Rencontré sur un chantier, un ouvrier, revenu au Burkina après quelques années en Europe, s’énerve quand on évoque la vie difficile des épouses. «Elles espèrent juste qu’on va ramener de l’argent », lâche-t-il. « Elles savent très bien comment sera leur vie. A elles d’accepter la solitude qui va avec»

Des femmes indépendantes financièrement

Malika (prénom modifié), encore toute jeune, écoute tristement la chanson de la conteuse. Timide mais déterminée, hors de question pour elle de se laisser abattre . Elle n’attend plus grand-chose de son mari, épousé en 2012, et vend des pagnes et des bananes au marché.

«Quand je gagne de l’argent, je le mets sur mon compte bancaire. Je n’ai dit à personne que j’ai ouvert un compte, même pas à mon mari. Ce n’est pas parce que ton mari est italien que tu dois rester à la maison.»

Alimata, elle, vend depuis trois ans du charbon. «Avant, je n’avais même pas 200 francs CFA pour acheter des spaghettis. Maintenant, ça va, mais c’est parce que je travaille!»

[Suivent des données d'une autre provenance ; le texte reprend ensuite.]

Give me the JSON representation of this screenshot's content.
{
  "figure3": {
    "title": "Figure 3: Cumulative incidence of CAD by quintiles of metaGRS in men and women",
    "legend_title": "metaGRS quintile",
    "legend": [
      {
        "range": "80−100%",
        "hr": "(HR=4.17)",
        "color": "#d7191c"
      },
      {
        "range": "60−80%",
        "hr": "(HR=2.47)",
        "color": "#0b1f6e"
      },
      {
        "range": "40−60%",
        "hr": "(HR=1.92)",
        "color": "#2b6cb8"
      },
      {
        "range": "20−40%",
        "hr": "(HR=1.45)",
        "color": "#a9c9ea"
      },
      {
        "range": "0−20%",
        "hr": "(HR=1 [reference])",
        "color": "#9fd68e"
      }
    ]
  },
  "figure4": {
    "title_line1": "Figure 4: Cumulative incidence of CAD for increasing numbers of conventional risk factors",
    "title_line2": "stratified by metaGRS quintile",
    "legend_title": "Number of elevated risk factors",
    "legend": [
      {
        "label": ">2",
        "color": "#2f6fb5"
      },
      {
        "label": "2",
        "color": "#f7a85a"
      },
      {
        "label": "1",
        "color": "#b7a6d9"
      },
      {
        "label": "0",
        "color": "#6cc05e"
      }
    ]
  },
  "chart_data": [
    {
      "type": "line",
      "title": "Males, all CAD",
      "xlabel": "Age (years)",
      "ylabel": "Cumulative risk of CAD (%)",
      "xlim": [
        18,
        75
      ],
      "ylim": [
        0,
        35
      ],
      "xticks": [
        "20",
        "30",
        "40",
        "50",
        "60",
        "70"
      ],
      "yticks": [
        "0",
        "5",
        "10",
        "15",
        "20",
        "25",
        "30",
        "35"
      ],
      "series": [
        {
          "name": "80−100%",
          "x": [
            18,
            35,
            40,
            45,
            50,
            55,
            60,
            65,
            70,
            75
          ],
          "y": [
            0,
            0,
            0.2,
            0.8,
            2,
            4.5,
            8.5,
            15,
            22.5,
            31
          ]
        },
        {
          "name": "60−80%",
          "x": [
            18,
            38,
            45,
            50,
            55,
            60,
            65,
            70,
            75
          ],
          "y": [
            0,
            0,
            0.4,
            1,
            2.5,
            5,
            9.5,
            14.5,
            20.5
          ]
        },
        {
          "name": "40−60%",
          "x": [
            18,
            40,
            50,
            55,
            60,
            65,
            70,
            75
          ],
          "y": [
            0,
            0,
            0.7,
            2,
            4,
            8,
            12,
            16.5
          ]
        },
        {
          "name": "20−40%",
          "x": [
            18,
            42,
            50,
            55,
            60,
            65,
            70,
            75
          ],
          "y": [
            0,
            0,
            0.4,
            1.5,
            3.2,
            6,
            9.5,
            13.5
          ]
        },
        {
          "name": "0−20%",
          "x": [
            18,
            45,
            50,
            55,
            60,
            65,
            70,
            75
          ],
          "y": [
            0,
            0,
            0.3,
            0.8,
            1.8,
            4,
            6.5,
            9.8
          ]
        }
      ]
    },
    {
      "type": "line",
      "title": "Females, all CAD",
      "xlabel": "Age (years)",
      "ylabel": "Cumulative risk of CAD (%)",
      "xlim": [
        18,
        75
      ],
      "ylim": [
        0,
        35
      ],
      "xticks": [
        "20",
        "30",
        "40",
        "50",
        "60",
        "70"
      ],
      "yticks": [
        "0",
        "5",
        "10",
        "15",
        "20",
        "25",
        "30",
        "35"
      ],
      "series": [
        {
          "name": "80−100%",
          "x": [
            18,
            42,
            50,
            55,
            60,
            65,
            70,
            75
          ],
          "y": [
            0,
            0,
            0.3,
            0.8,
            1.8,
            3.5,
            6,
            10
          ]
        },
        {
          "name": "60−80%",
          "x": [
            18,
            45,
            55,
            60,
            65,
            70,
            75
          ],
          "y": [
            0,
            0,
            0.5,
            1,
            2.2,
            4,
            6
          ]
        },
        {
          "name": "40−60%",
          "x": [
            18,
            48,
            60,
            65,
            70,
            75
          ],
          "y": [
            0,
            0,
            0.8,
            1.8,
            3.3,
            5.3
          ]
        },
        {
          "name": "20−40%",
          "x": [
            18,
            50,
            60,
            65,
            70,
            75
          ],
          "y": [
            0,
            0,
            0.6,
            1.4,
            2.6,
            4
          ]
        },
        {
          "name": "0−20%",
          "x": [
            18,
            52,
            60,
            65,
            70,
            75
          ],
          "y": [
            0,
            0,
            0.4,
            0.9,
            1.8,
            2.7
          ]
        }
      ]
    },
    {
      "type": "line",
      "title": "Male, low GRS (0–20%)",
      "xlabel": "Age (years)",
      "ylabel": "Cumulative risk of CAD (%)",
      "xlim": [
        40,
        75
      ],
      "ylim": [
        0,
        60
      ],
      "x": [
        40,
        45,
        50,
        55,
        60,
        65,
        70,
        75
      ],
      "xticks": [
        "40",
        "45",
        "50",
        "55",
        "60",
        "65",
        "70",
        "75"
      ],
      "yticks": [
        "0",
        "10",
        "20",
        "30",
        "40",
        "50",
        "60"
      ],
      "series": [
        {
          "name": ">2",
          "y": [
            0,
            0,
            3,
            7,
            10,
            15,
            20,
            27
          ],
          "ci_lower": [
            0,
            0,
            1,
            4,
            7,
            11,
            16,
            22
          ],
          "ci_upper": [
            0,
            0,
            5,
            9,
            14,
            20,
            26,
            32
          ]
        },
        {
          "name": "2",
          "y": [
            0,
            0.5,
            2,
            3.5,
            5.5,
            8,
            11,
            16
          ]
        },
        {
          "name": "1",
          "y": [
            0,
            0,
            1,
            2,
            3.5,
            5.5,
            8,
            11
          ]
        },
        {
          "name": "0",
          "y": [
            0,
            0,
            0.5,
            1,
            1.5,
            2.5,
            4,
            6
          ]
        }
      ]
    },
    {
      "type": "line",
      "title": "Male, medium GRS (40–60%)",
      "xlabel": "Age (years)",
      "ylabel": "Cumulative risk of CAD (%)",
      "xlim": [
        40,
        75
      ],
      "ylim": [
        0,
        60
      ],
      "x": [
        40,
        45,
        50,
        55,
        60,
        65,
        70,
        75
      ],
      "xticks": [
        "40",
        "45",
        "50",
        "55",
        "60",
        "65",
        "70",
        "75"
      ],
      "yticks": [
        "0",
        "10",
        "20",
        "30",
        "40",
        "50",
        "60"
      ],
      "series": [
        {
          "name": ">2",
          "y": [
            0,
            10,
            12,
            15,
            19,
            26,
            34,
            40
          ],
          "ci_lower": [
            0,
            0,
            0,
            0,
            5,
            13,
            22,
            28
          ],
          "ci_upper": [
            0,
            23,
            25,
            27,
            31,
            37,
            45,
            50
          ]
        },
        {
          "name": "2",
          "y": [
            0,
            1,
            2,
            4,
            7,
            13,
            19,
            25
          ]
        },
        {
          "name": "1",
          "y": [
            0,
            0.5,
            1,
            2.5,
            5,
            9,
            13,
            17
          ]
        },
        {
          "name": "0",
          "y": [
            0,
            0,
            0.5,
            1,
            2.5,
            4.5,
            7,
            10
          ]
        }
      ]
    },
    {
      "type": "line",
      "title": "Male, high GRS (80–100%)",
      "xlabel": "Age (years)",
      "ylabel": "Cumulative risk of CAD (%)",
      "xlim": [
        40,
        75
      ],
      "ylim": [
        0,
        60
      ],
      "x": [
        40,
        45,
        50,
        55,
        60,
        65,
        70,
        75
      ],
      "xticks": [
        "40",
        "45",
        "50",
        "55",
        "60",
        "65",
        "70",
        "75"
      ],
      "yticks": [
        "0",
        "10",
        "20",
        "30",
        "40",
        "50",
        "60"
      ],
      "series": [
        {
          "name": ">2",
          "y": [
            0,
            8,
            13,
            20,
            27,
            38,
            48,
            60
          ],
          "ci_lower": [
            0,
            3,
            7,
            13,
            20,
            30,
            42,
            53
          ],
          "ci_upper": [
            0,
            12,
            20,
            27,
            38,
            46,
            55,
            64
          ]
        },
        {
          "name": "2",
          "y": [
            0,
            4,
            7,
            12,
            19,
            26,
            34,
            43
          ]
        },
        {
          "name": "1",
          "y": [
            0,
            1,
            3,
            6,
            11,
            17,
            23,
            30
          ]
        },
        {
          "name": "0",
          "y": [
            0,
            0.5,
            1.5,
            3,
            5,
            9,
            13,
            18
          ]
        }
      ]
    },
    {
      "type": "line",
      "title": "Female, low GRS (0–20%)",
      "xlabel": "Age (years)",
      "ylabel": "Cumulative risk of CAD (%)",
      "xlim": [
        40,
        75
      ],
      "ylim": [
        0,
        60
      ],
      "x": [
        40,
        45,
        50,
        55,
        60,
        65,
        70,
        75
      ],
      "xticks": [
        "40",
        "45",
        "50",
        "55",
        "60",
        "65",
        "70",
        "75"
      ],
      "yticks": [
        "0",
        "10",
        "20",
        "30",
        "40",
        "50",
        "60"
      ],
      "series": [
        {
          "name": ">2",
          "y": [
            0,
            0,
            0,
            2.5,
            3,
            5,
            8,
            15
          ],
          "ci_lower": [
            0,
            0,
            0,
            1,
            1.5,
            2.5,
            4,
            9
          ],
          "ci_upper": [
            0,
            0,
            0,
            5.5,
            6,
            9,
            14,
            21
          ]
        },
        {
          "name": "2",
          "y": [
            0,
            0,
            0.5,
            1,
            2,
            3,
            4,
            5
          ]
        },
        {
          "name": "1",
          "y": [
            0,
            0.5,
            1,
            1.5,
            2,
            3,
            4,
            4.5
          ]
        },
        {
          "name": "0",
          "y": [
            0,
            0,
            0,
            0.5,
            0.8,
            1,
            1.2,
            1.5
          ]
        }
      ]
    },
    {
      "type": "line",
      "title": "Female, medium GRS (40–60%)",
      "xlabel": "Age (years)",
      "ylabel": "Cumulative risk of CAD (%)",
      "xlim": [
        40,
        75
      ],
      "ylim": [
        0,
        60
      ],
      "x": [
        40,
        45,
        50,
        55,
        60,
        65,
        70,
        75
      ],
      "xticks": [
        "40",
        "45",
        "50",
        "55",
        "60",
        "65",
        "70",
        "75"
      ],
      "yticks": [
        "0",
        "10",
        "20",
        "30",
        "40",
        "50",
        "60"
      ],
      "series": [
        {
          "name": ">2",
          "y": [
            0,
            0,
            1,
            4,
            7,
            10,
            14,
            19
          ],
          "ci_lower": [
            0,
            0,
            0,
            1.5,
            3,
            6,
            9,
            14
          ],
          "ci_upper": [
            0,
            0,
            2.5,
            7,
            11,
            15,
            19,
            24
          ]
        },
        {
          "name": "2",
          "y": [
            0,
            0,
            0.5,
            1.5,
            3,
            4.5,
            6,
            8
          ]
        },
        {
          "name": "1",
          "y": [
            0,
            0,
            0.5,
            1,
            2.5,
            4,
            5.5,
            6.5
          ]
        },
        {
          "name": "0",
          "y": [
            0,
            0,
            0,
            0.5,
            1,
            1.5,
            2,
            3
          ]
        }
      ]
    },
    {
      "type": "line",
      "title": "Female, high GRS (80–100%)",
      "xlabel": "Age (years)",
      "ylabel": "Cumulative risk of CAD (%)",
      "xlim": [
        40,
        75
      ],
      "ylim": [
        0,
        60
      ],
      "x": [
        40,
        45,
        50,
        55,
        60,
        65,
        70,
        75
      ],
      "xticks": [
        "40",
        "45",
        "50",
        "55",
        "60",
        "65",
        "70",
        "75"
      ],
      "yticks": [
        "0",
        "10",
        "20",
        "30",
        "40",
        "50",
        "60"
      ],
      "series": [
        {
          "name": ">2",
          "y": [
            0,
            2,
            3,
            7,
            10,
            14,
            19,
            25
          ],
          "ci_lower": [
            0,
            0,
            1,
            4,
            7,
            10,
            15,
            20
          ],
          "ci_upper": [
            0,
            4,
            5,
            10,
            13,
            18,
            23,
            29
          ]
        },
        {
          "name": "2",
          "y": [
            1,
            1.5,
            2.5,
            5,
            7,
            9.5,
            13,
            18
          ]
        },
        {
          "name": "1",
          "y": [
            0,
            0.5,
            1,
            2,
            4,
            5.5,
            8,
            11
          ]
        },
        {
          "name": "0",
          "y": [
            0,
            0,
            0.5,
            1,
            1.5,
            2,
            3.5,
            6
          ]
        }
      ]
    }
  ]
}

Elle a longtemps rêvé de rejoindre son mari en Italie. Une ambition aujourd’hui abandonnée – il dit n’avoir pas gagné assez là-bas pour l’inviter.

«Quand j’aurai assez d’argent avec mon charbon, je lui paierai un billet pour qu’il revienne. On fera mon commerce ensemble, ça vaudra mieux que son travail.» Un travail dont son mari ne lui a jamais dit en quoi il consistait.

Lentement, un revirement s’opère. Si le statut que confère le mariage à un migrant est toujours envié, il est moins fantasmé.

Les parents aussi changent. Azara, institutrice dans une école primaire de Béguédo en témoigne.

«Avant, si un “Italien” venait demander la main d’une jeune fille – elles ont parfois tout juste 13 ans –, les parents acceptaient qu’elle abandonne l’école pour l’épouser. Maintenant, ils ont pris conscience que ce n’est pas bien. Ils voient à la télé que les femmes sont émancipées. Le premier mari d’une femme, c’est son boulot.»